Easter marks the Resurrection, the ultimate pillar of Christianity – of Jesus rising from the dead and redeeming mankind from original sin.

Without the Resurrection, Christianity would not stand. Everything about the faith revolves around that central belief.

PILATE

The Christian Gospels go easy on the key figure in Jesus’s death: Pilate.

The Governor of Roman-occupied Judea is depicted as a reluctant executioner who was being egged on by an unreasonable and bloodthirsty Jewish mob.

But the record later pieced together by 1st Century Jewish historian Josephus shows a ruthless and even cruel administrator who would not have hesitated to order Jesus’s killing at the slightest whim.

Christ’s rather showy entry into Jerusalem during the Passover feast, riding a donkey ahead of a cheering procession, and thereafter causing a commotion inside the Jewish Temple, plus his stony indifference when asked later if he was “King of the Jews”, all that would have been more than enough to provoke Pilate’s rage.

In fact, a decade later, the Governor was deposed by his Roman superior in the Syrian Province and ordered back to Rome to explain himself before the Emperor over the excessively brutal manner he put down a Samaritan disturbance in Judea.

CHRISTIANITY

Never be fooled: Jesus was wilfully executed by the Romans. Note that the standard Roman method of execution was crucifixion.

If the Jews had been left to execute him, they would have stoned him, as was their practice.

When the early Christians moved into the Gentile world in their mission to evangelise, their agenda was not to demonise the Roman empire but to make peace with it.

Thus the Gospel writers went out of their way to sanitise Romans like Pilate.
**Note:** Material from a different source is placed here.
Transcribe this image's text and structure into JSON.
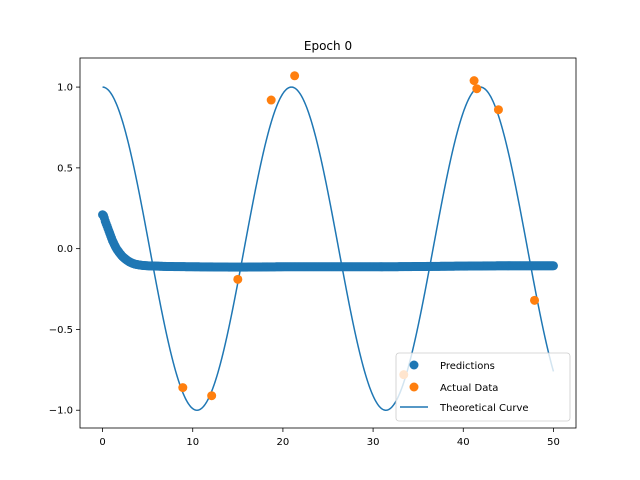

Even, of all people, the Roman soldier in charge of Jesus’s execution, who according to one Christian fable was granted Jesus’s forgiveness and blessings at the moment of dying on the Cross.

Within a few centuries, Christianity was to take over Rome and from there swept across Europe.

LANDMARKS

It inspired the construction of great monuments like Notre Dame, Reims, Chartres, Rouen and Cologne cathedrals.

Many of these have at one time or another been destroyed in fires, wars or by just plain neglect but have later been painstakingly restored.

They usually contain priceless artworks and religious relics and have been marked as World Heritage Sites.

Within days of the Notre Dame fire, more than US$1 billion had poured in from private sources for the reconstruction of the cathedral.

A full half of that amount was pledged by three French billionaires, the rest by companies and ordinary French citizens.

The irony of this generosity has not gone unnoticed in a country where Christian observance, and especially Catholicism, has been in deep, irreversible decline.

NOTRE DAME

One Parisian satirist explained matter-of-factly that for the big companies it was clever brand marketing through identifying with a national symbol. Cynics noted the billionaire donors stood to gain hefty tax reliefs.

Every country has its conspiracy theorists. Already there is a French fringe that believes Notre Dame was deliberately gutted, not accidentally by an electrical short circuit as experts say.

Why deliberately? If you believe the loonies, the “arson” was done to divert attention from the destructive “yellow vest” street protesters who have been tormenting President Emmanuel Macron’s government. A rather expensive way to divert attention, I would think.

An online acquaintance brings forth his own odd thought about the extended Easter weekend: that the person we should all thank for it is none other than Judas. To each his own.